A família humana
Não acho que tudo tenha piorado nos dias atuais. Nunca
fui saudosista. Prefiro a comunicação imediata pela internet a
cartas que levavam meses. Gosto mais de trabalhar no
computador do que de usar a velha máquina de escrever (que
tinha lá seu charme). No whats ou outros, falo instantaneamente com amigos e familiares aqui perto, do outro lado
do mundo – os afetos se multiplicam, se consolidam, circulam
mais emoções. Nossa qualidade de vida melhorou em muitas
coisas, mas serviços essenciais entre nós andam deteriorados,
uma vasta parcela da humanidade ainda vive em nível de
miséria.
São as contradições inacreditáveis de um sistema onde
cosmólogos investigam espaços insuspeitados, cada dia
trazendo revelações intrigantes, mas ainda sofre e morre
gente nos corredores de hospitais sobrecarregados, milhões
de crianças morrem de fome, outros milhões nunca chegam
à escola, ou brincam diante de barracos com barro feito de
água e esgoto.
Minhas repetições são intencionais, aqui, nos romances,
até nos poemas. Retorno a temas sobre os quais eu mesma
tenho incertezas. Que envolvem antes de mais nada ética,
moralidade, confiança. Decência: pois é neles que eu aposto,
nos decentes que olham para o outro – que somos todos nós,
do gari ao intelectual, da dona de casa à universitária, dos
morenos aos louros de olhos azuis – com atenção e respeito.

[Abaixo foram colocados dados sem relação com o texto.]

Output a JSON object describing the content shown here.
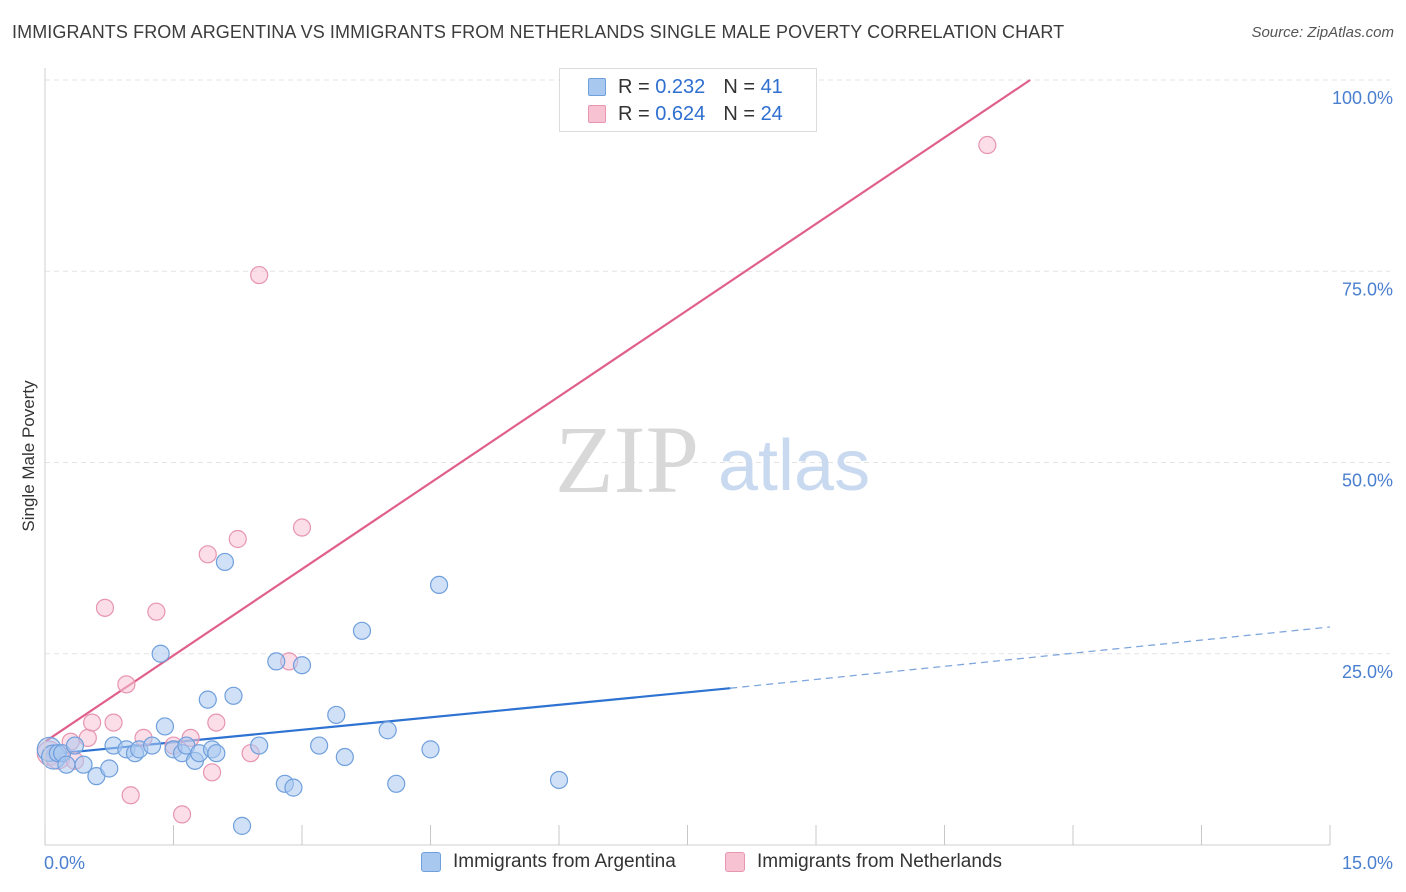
{
  "title": "IMMIGRANTS FROM ARGENTINA VS IMMIGRANTS FROM NETHERLANDS SINGLE MALE POVERTY CORRELATION CHART",
  "source": "Source: ZipAtlas.com",
  "watermark": {
    "zip": "ZIP",
    "atlas": "atlas"
  },
  "legend": {
    "rows": [
      {
        "r_label": "R =",
        "r_value": "0.232",
        "n_label": "N =",
        "n_value": "41",
        "color": "#a9c8f0",
        "border": "#6f9fdc"
      },
      {
        "r_label": "R =",
        "r_value": "0.624",
        "n_label": "N =",
        "n_value": "24",
        "color": "#f7c3d3",
        "border": "#e795b0"
      }
    ]
  },
  "bottom_legend": [
    {
      "label": "Immigrants from Argentina",
      "color": "#a9c8f0",
      "border": "#6f9fdc"
    },
    {
      "label": "Immigrants from Netherlands",
      "color": "#f7c3d3",
      "border": "#e795b0"
    }
  ],
  "chart_data": {
    "type": "scatter",
    "title": "IMMIGRANTS FROM ARGENTINA VS IMMIGRANTS FROM NETHERLANDS SINGLE MALE POVERTY CORRELATION CHART",
    "xlabel": "",
    "ylabel": "Single Male Poverty",
    "xlim": [
      0,
      15
    ],
    "ylim": [
      0,
      100
    ],
    "x_tick_labels": [
      {
        "value": 0,
        "label": "0.0%"
      },
      {
        "value": 15,
        "label": "15.0%"
      }
    ],
    "y_tick_labels": [
      {
        "value": 100,
        "label": "100.0%"
      },
      {
        "value": 75,
        "label": "75.0%"
      },
      {
        "value": 50,
        "label": "50.0%"
      },
      {
        "value": 25,
        "label": "25.0%"
      }
    ],
    "grid": true,
    "legend_position": "top-center",
    "series": [
      {
        "name": "Immigrants from Argentina",
        "color": "#6f9fdc",
        "fill": "#a9c8f0",
        "x": [
          0.05,
          0.1,
          0.15,
          0.2,
          0.25,
          0.35,
          0.45,
          0.6,
          0.75,
          0.8,
          0.95,
          1.05,
          1.1,
          1.25,
          1.35,
          1.4,
          1.5,
          1.6,
          1.65,
          1.75,
          1.8,
          1.9,
          1.95,
          2.0,
          2.1,
          2.2,
          2.3,
          2.5,
          2.7,
          2.8,
          2.9,
          3.0,
          3.2,
          3.4,
          3.5,
          3.7,
          4.0,
          4.1,
          4.5,
          4.6,
          6.0
        ],
        "y": [
          12.5,
          11.5,
          12.0,
          12.0,
          10.5,
          13.0,
          10.5,
          9.0,
          10.0,
          13.0,
          12.5,
          12.0,
          12.5,
          13.0,
          25.0,
          15.5,
          12.5,
          12.0,
          13.0,
          11.0,
          12.0,
          19.0,
          12.5,
          12.0,
          37.0,
          19.5,
          2.5,
          13.0,
          24.0,
          8.0,
          7.5,
          23.5,
          13.0,
          17.0,
          11.5,
          28.0,
          15.0,
          8.0,
          12.5,
          34.0,
          8.5
        ]
      },
      {
        "name": "Immigrants from Netherlands",
        "color": "#e795b0",
        "fill": "#f7c3d3",
        "x": [
          0.05,
          0.15,
          0.3,
          0.35,
          0.5,
          0.55,
          0.7,
          0.8,
          0.95,
          1.0,
          1.15,
          1.3,
          1.5,
          1.6,
          1.7,
          1.9,
          1.95,
          2.0,
          2.25,
          2.4,
          2.5,
          2.85,
          3.0,
          11.0
        ],
        "y": [
          12.0,
          11.5,
          13.5,
          11.0,
          14.0,
          16.0,
          31.0,
          16.0,
          21.0,
          6.5,
          14.0,
          30.5,
          13.0,
          4.0,
          14.0,
          38.0,
          9.5,
          16.0,
          40.0,
          12.0,
          74.5,
          24.0,
          41.5,
          91.5
        ]
      }
    ],
    "trend_lines": [
      {
        "series": "Immigrants from Argentina",
        "solid_from": [
          0.0,
          11.8
        ],
        "solid_to": [
          8.0,
          20.5
        ],
        "dashed_to": [
          15.0,
          28.5
        ]
      },
      {
        "series": "Immigrants from Netherlands",
        "solid_from": [
          0.0,
          13.5
        ],
        "solid_to": [
          11.5,
          100.0
        ]
      }
    ]
  }
}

Estudos recentes sobre história das culturas revelam
dados sobre tempos em que a parceria predominou sobre a
dominação: entre povos, entre grupos, entre pessoas. Mas
o mesmo ser humano que busca o amor anseia pela dominação nas relações pessoais, internacionais, de gênero, de
idade, de classe.
E se tentássemos mais parceria? Na verdade não acredito
muito nisso, a não ser que a gente dê uma melhorada em si
mesmo. É possível que em algumas décadas, ou mais, a
miscigenação será generalizada, superados os conflitos raciais
às vezes trágicos. Teremos uma miscigenação densa de cores,
formas, idiomas e culturas.
Origem, dinheiro ou tom de pele vão interessar menos
do que caráter e lealdade, a produtividade e competência
menos do que a visão de mundo e a abertura para o outro,
a máquina importará tanto quanto o sonho, a hostilidade
não vai esmagar a esperança, e não teremos de dominar o
outro tentando construir uma civilização.
Talvez eu hoje tenha acordado feito uma visionária ingênua: não é inteiramente ruim, isso se chama esperança de que
um dia predomine, sim, a família humana. “E aí?”, perguntarão.
“Sem conflito, sem cobiça, sem alguma opressão e alguma
guerrinha, qual a graça?”
Aí, não vamos bocejar como anjos entediados, mas
crescer mais, e mais, em caráter, sabedoria, harmonia, e –
por que não? – algum tipo de felicidade.
(LUFT, Lya. A família humana.Disponível em: https://gauchazh.clicrbs.
com.br/colunistas/lya-luft/noticia/2019/06/a-familia-humana-cjx6p12
mq01ro01o9obgwdbq6.html. Acesso em: 06/04/2020.)